Answer: "If I have chest pain, I should stop my activity and take a nitroglycerin tablet." Angina is chest discomfort caused by the heart's inability to provide oxygen to the cardiac muscle; warning sign of ischemia; anginal pain is relieved by rest and nitroglycerin; the first thing the patient should do is rest, and immediately take a nitroglycerin tablet.

The nurse performs diet teaching for a client diagnosed with a myocardial infarction. The nurse determines that teaching is effective if the client selects which of the following menus? 1. Ham and cheese sandwich, milk, apple. 2. Sliced turkey, green beans, pear. 3. Broiled fish, creamed spinach, custard. 4. Broiled chicken, green beans, ice cream.

Answer: Sliced turkey, green beans, pear. Sliced turkey, green beans, and pear are all low in cholesterol and low in salt; other meals are high in cholesterol and salt.
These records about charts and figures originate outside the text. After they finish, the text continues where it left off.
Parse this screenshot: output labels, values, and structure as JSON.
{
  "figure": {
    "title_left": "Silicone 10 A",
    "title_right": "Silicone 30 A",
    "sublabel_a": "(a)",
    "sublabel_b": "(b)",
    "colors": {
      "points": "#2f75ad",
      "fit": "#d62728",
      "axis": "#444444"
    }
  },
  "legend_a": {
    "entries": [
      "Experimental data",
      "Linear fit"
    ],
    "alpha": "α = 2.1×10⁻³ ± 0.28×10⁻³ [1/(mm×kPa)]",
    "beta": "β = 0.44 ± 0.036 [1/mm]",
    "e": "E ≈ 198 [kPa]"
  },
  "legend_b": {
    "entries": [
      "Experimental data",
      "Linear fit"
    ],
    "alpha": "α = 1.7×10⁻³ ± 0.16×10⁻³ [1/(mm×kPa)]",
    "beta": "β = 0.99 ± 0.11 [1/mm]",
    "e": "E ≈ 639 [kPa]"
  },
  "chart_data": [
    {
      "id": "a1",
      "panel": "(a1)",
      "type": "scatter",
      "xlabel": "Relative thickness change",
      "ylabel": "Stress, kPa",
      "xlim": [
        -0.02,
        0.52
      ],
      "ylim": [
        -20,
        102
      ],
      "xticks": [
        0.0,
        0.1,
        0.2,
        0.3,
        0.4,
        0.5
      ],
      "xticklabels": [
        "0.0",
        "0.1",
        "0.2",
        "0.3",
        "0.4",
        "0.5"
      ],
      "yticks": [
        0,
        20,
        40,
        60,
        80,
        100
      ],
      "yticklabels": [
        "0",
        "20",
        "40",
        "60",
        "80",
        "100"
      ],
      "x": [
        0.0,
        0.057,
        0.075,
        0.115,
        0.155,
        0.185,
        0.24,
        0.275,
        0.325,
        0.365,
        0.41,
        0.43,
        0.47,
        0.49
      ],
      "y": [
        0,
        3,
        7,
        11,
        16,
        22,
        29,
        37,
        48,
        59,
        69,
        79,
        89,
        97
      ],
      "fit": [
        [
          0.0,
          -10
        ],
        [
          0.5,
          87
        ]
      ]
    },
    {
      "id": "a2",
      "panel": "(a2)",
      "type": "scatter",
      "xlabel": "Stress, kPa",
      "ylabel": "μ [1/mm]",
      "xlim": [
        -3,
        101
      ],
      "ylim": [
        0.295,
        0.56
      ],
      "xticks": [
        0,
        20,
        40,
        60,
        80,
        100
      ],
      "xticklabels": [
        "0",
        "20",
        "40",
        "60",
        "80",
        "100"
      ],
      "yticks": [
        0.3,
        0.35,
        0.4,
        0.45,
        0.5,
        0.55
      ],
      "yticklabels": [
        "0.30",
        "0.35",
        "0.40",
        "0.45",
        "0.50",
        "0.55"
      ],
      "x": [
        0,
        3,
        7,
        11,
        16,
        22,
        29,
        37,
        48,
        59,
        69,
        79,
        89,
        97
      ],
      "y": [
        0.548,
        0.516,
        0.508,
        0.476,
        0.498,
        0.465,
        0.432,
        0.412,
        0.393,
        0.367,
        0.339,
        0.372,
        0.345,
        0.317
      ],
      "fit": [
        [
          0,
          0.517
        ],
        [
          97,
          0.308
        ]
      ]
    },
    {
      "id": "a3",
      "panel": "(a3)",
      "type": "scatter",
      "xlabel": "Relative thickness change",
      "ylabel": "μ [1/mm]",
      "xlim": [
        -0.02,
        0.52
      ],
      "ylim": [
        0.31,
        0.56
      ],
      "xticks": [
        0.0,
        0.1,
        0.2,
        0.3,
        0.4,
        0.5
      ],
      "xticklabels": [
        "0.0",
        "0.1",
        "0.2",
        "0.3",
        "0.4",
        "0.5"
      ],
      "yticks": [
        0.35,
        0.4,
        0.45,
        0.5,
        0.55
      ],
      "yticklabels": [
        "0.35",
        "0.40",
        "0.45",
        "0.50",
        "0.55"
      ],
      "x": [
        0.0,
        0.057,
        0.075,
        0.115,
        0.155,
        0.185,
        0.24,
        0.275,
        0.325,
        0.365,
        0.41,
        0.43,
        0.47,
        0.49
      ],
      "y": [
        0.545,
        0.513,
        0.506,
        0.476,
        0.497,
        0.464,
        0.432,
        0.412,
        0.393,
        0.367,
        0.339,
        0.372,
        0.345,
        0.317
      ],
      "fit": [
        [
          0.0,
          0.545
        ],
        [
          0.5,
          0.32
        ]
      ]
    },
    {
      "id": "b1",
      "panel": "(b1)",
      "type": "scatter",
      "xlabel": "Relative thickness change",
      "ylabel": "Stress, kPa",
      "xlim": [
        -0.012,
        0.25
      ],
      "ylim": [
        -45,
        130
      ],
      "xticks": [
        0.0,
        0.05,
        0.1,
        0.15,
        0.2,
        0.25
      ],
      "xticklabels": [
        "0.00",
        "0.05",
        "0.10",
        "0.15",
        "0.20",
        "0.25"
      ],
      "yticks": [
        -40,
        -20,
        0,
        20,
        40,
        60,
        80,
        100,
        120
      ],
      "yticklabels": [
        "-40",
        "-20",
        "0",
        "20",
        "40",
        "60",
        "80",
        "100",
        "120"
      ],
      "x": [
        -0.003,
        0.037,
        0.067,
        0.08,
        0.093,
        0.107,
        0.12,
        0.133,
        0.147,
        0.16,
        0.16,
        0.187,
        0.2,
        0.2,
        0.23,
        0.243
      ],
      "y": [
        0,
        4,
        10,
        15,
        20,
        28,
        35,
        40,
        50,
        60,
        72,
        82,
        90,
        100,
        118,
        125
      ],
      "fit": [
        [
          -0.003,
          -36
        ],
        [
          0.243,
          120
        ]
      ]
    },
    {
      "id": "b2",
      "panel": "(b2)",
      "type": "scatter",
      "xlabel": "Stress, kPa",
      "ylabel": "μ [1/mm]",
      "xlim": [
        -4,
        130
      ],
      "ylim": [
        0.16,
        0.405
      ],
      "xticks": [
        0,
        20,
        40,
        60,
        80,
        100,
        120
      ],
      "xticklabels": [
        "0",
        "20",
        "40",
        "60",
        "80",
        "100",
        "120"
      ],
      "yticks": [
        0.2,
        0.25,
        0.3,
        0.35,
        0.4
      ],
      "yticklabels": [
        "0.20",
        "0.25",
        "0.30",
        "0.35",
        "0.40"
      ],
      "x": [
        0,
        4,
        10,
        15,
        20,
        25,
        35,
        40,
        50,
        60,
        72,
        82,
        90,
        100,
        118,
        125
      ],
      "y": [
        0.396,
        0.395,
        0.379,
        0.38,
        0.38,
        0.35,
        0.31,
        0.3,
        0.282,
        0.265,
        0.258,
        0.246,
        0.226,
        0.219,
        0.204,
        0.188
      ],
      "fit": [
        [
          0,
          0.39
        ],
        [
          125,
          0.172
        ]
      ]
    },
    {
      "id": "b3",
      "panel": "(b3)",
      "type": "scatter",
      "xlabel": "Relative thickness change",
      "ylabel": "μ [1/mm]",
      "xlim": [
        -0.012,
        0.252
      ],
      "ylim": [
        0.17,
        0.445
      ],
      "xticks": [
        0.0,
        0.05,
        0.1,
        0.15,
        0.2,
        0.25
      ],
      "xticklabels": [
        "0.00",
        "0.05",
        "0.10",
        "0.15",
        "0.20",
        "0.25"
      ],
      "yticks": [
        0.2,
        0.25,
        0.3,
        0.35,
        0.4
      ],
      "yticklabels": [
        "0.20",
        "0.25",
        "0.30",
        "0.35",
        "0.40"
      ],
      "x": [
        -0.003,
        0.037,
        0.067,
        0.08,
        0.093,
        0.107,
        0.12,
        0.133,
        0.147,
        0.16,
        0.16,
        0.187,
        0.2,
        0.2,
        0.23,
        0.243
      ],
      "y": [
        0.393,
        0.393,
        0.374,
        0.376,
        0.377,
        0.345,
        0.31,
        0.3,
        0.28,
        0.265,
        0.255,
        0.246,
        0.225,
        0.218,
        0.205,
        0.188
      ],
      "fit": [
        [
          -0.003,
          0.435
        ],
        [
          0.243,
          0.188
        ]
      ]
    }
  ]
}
A sexual contact of a patient with hepatitis B is given HBIg. The nurse explains to the contact the purpose of medication is to. 1. Prevent other sexually transmitted diseases. 2. Stimulate his immune system to develop antibodies to hepatitis. 3. Assure that he does not contract hepatitis 4. Temporarily increase the person's resistance to hepatitis.

Answer: Temporarily increase the person's resistance to hepatitis. An injection of pooled human gamma globulin is an example of passive immunity.

The nurse cares for a female with a diagnosis of ulcerative colitis. When reviewing the patient;s chart, the nurse expects to find which of the following lab values? 1. Red blood cell (RBC) 4 million/mm 2. Platelet count 75,000/mm 3. Hemoglobin (Hgb) 18.2 g/dL 4.White blood cell count (WBC) 15,000/mm

Answer: White blood cell count (WBC) 15,000/mm Due to inflammation, WBC's and erythrocyte sedimentation rate will be elevated, sodium, potassium and chloride may be decreased due to frequent diarrhea.